I would definitely love to set a fastest known time somewhere one day soon too - even if I only hold it for a short period of time - and I think I have an idea of where that might be.


Chloe: What advice would you give to athletes hoping to join a sponsored team?


Jeff: Trail running can be an expensive sport, when you consider the cost of shoes, clothing, nutrition, travel and race entries. Running with a team or the support of a sponsor can of course help with this as well as many other, less tangible benefits.

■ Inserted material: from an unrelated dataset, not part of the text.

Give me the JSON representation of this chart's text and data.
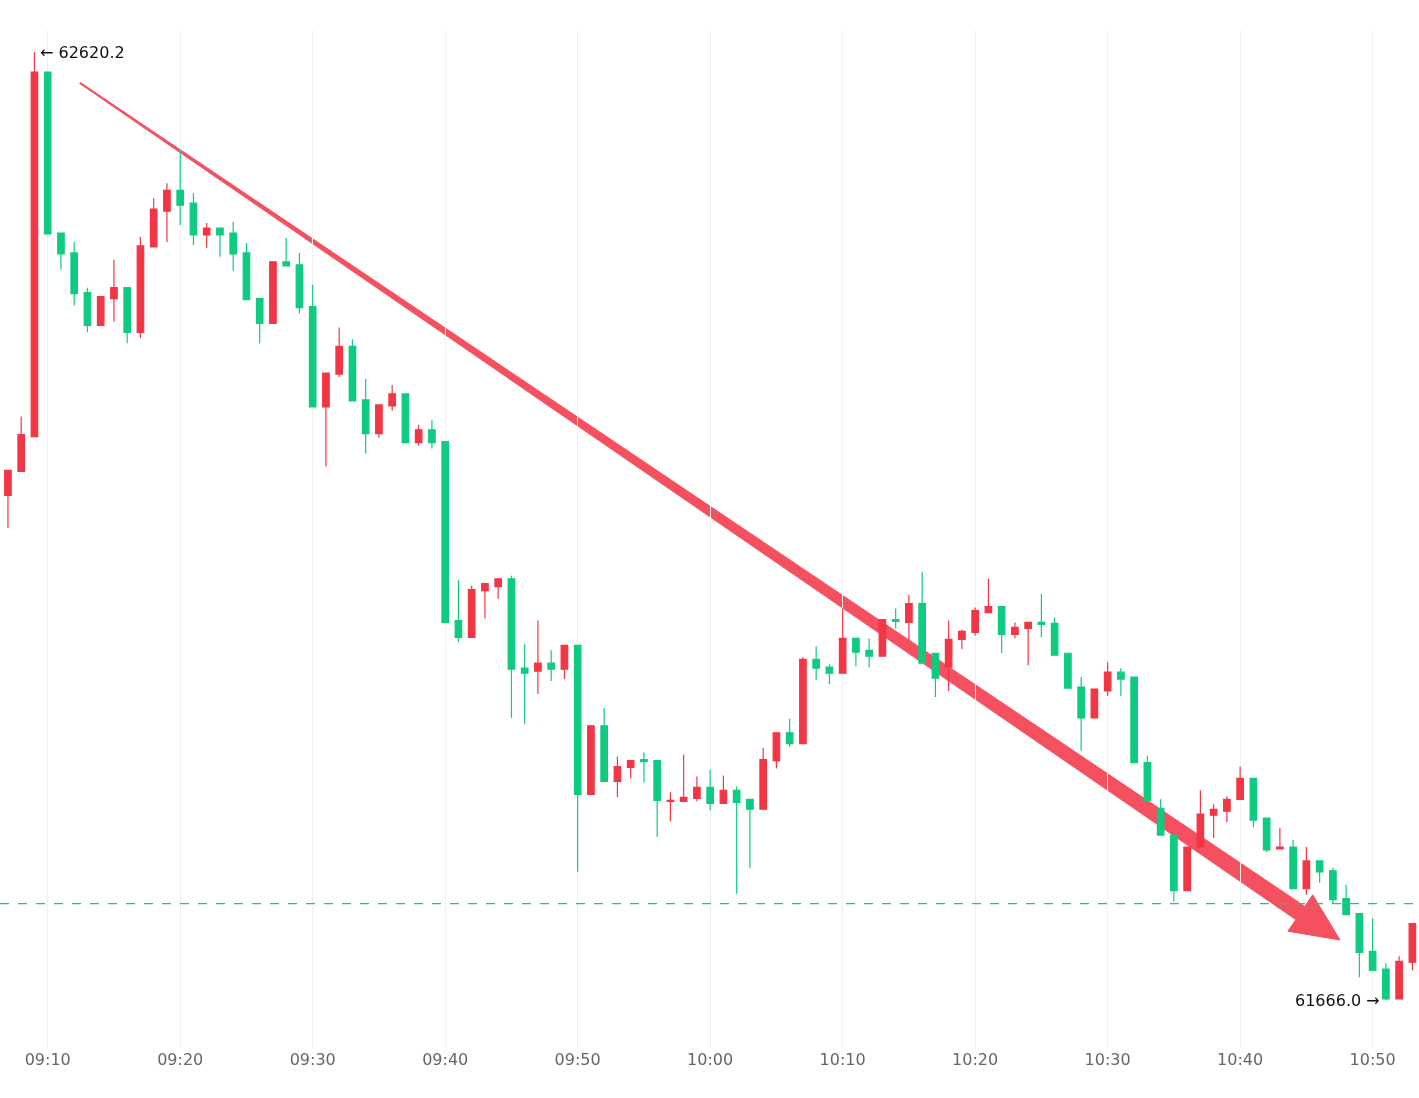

As a sponsored athlete, however, you need to be willing to truly act as an ambassador for the sport and for the brand, like a member of a grassroots marketing team. This typically means working hard to represent them in the community by attending and perhaps volunteering at events and by producing quality content for social media on a regular basis. If this isn’t something you’re already active in doing, then your time might in fact be better spent elsewhere. It’s important to consider why you’re hoping for a sponsorship to begin with and it should not be to simply get something from a company without giving back at least as much value in return.

Think of your own personal brand and the story you’re trying to tell. Does a given company or product make a good fit with your core values? If so, then start networking and selling yourself by focusing on the value you can provide.